Minnesota Vikings' last link to the Randy Moss trade reportedly will be jettisoned from their roster later this week.

Though nothing may be officially announced until Friday at midnight ET when the NFL's new league year starts, the Jaguars have all but agreed on a trade with the Vikings for wide receiver Troy Williamson.

Williamson was given permission last week by coach Brad Childress to find a new home via a trade. The Vikings are expected to receive a sixth-round pick for Williamson.

The Jaguars were looking to add speed at receiver, and Williamson is one of the fastest in the league at the position. Going to the Jaguars will allow him to reunite with Mike Tice, the Jaguars assistant who was the head coach in Minnesota when Williamson was drafted.
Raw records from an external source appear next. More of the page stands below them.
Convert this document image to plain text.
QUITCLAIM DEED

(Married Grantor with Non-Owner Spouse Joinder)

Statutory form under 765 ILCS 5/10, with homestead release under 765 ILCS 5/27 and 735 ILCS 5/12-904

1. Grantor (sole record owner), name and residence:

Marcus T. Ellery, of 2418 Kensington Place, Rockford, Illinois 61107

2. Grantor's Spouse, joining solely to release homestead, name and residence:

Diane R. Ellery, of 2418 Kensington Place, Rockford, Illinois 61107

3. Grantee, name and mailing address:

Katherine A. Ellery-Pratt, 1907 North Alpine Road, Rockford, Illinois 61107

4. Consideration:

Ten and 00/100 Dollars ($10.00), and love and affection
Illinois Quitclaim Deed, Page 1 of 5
Williamson was drafted in 2005 with the seventh overall pick, which the Vikings acquired from the Raiders for Moss. Other players which Minnesota acquired for Moss -- linebacker Napoleon Harris and cornerback Adrian Ward (picked in the seventh round via a Raiders selection) -- are no longer with the franchise.

Last season, Williamson was fined a game check -- a decision later reversed by the team -- for leaving the team to be with his family in
South Carolina after the death of his grandmother, Celestine, to
whom he was very close.

Williamson chose to stay at
home the entire week and not return for the Vikings' game against the Chargers.

The Vikings wanted him back sooner, though, and
docked him one paycheck for his absence, which amounted to more
than $25,000 of his $435,000 base salary.

But after veteran players voiced support of Williamson's decision, the team opted to change course.

In 2007, Williamson caught 18 passes for 240 yards and one touchdown. In three NFL seasons, he has caught 79 passes for 1,067 yards and three touchdowns.

Williamson has two years remaining on his contract. He's scheduled to make $910,000 in 2008 and $1.435 million in 2009.

Information from ESPN.com's John Clayton and The Associated Press was used in this report.